Once picked, the mushroom is then delivered to the packer, which rolls along the outside of the growing rack in step with the harvester. It’s job is to trim the stem and deposit the mushroom in a weighing tray.

“Our system is capable of scanning 150,000 mushrooms per hour, or 2,500 per minute, and the data we collect with our system is helping in various ways,” Glibetic says. “We have future plans to help the industry as a whole, such as detecting various problems that were simply too difficult to detect before due to the overwhelming amount of data human growers are currently presented with.”

Currently, Curry says the system is poised for its final real world test. Over the next 10 month, the company plans to build eight machines installed at two Ontario mushroom farms, four at one and four at the other.
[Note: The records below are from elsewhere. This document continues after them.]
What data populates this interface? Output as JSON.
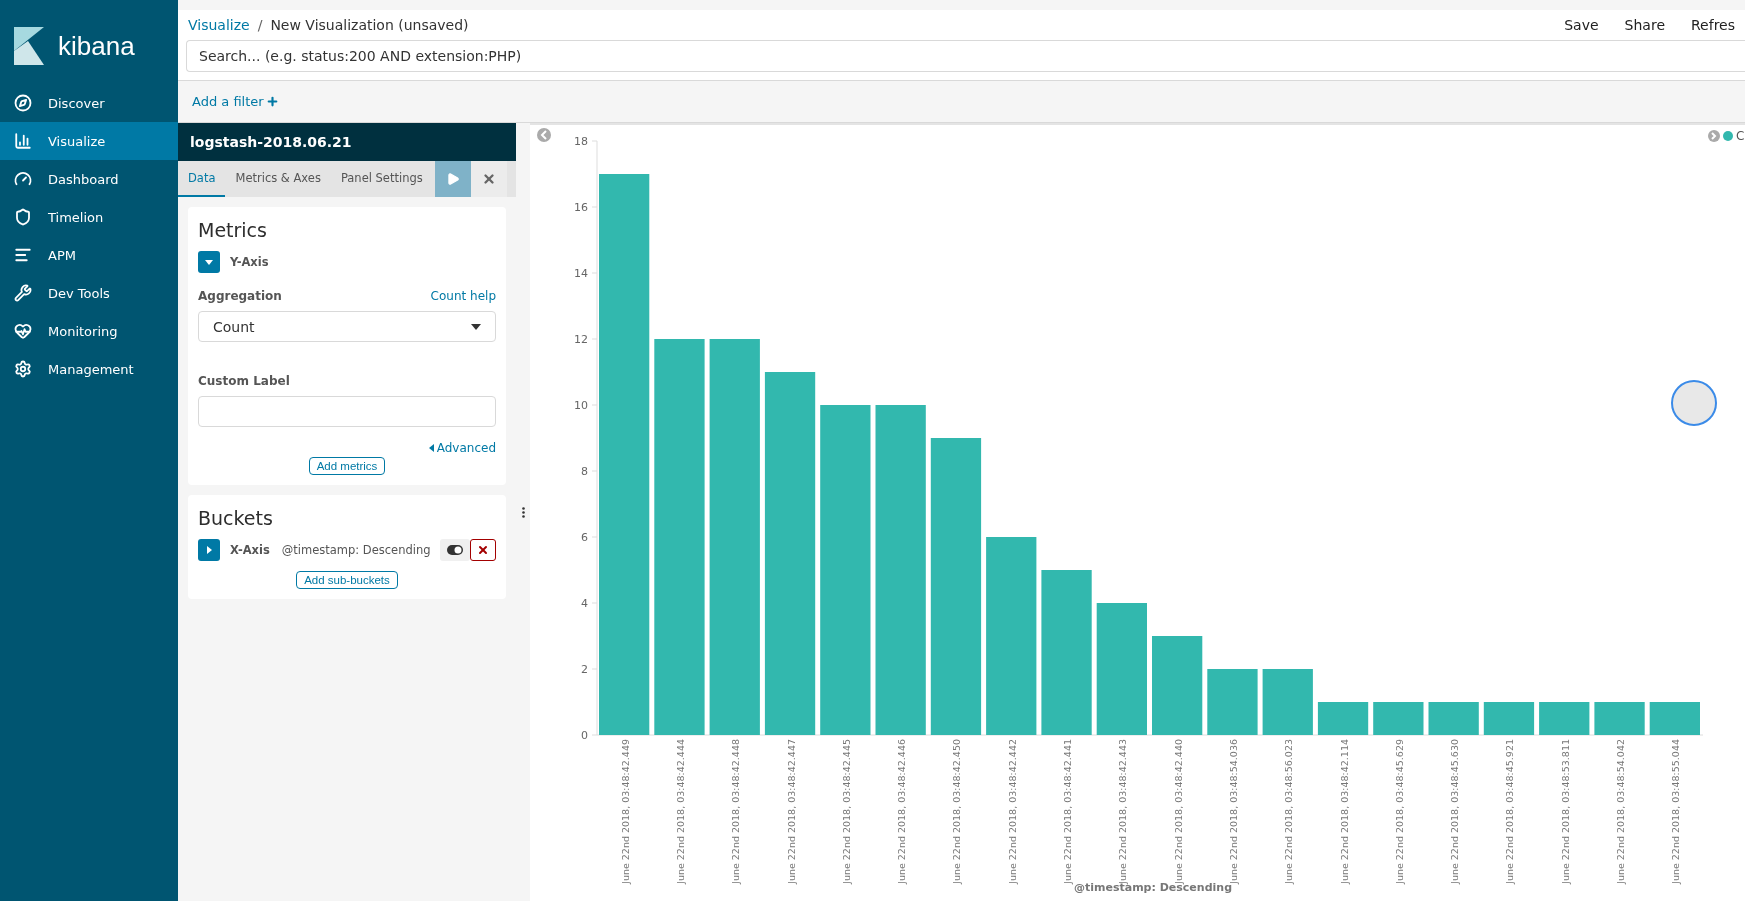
{
  "sidebar": {
    "logo_text": "kibana",
    "items": [
      {
        "label": "Discover",
        "selected": false
      },
      {
        "label": "Visualize",
        "selected": true
      },
      {
        "label": "Dashboard",
        "selected": false
      },
      {
        "label": "Timelion",
        "selected": false
      },
      {
        "label": "APM",
        "selected": false
      },
      {
        "label": "Dev Tools",
        "selected": false
      },
      {
        "label": "Monitoring",
        "selected": false
      },
      {
        "label": "Management",
        "selected": false
      }
    ]
  },
  "header": {
    "breadcrumbs": [
      {
        "label": "Visualize",
        "link": true
      },
      {
        "label": "New Visualization (unsaved)",
        "link": false
      }
    ],
    "separator": "/",
    "actions": [
      "Save",
      "Share",
      "Refres"
    ]
  },
  "search": {
    "placeholder": "Search... (e.g. status:200 AND extension:PHP)"
  },
  "filter_bar": {
    "add_filter": "Add a filter"
  },
  "editor": {
    "index_pattern": "logstash-2018.06.21",
    "tabs": [
      {
        "label": "Data",
        "selected": true
      },
      {
        "label": "Metrics & Axes",
        "selected": false
      },
      {
        "label": "Panel Settings",
        "selected": false
      }
    ],
    "metrics": {
      "title": "Metrics",
      "agg": {
        "label": "Y-Axis",
        "expanded": true
      },
      "aggregation_label": "Aggregation",
      "help_link": "Count help",
      "aggregation_value": "Count",
      "custom_label": "Custom Label",
      "advanced": "Advanced",
      "add_button": "Add metrics"
    },
    "buckets": {
      "title": "Buckets",
      "agg": {
        "label": "X-Axis",
        "expanded": false,
        "description": "@timestamp: Descending",
        "enabled": true
      },
      "add_button": "Add sub-buckets"
    }
  },
  "chart": {
    "chart_data": {
      "type": "bar",
      "xlabel": "@timestamp: Descending",
      "ylim": [
        0,
        18
      ],
      "yticks": [
        0,
        2,
        4,
        6,
        8,
        10,
        12,
        14,
        16,
        18
      ],
      "categories": [
        "June 22nd 2018, 03:48:42.449",
        "June 22nd 2018, 03:48:42.444",
        "June 22nd 2018, 03:48:42.448",
        "June 22nd 2018, 03:48:42.447",
        "June 22nd 2018, 03:48:42.445",
        "June 22nd 2018, 03:48:42.446",
        "June 22nd 2018, 03:48:42.450",
        "June 22nd 2018, 03:48:42.442",
        "June 22nd 2018, 03:48:42.441",
        "June 22nd 2018, 03:48:42.443",
        "June 22nd 2018, 03:48:42.440",
        "June 22nd 2018, 03:48:54.036",
        "June 22nd 2018, 03:48:56.023",
        "June 22nd 2018, 03:48:42.114",
        "June 22nd 2018, 03:48:45.629",
        "June 22nd 2018, 03:48:45.630",
        "June 22nd 2018, 03:48:45.921",
        "June 22nd 2018, 03:48:53.811",
        "June 22nd 2018, 03:48:54.042",
        "June 22nd 2018, 03:48:55.044"
      ],
      "series": [
        {
          "name": "C",
          "color": "#32b8ae",
          "values": [
            17,
            12,
            12,
            11,
            10,
            10,
            9,
            6,
            5,
            4,
            3,
            2,
            2,
            1,
            1,
            1,
            1,
            1,
            1,
            1
          ]
        }
      ]
    }
  }
}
“We now feel we have a system that is working well enough to actually perform on these farms,” he says. “We will be putting together a business case comparing our system to human picking and whether we will be able to achieve the yield increases we believe we can get by harvesting around the clock.”

Curry says Mycionics will roll out its machines first in Ontario, which makes up more than half the Canadian market, and then widen its availability to high labor-cost areas like Europe.

“Our plan is to sell a picking service where we are partnering with farms long term,” he says. “We’ll deploy the machine and get paid for what we pick, provided it meets quality standards. We don’t want to sell the system because we know the technology is only going to get better.”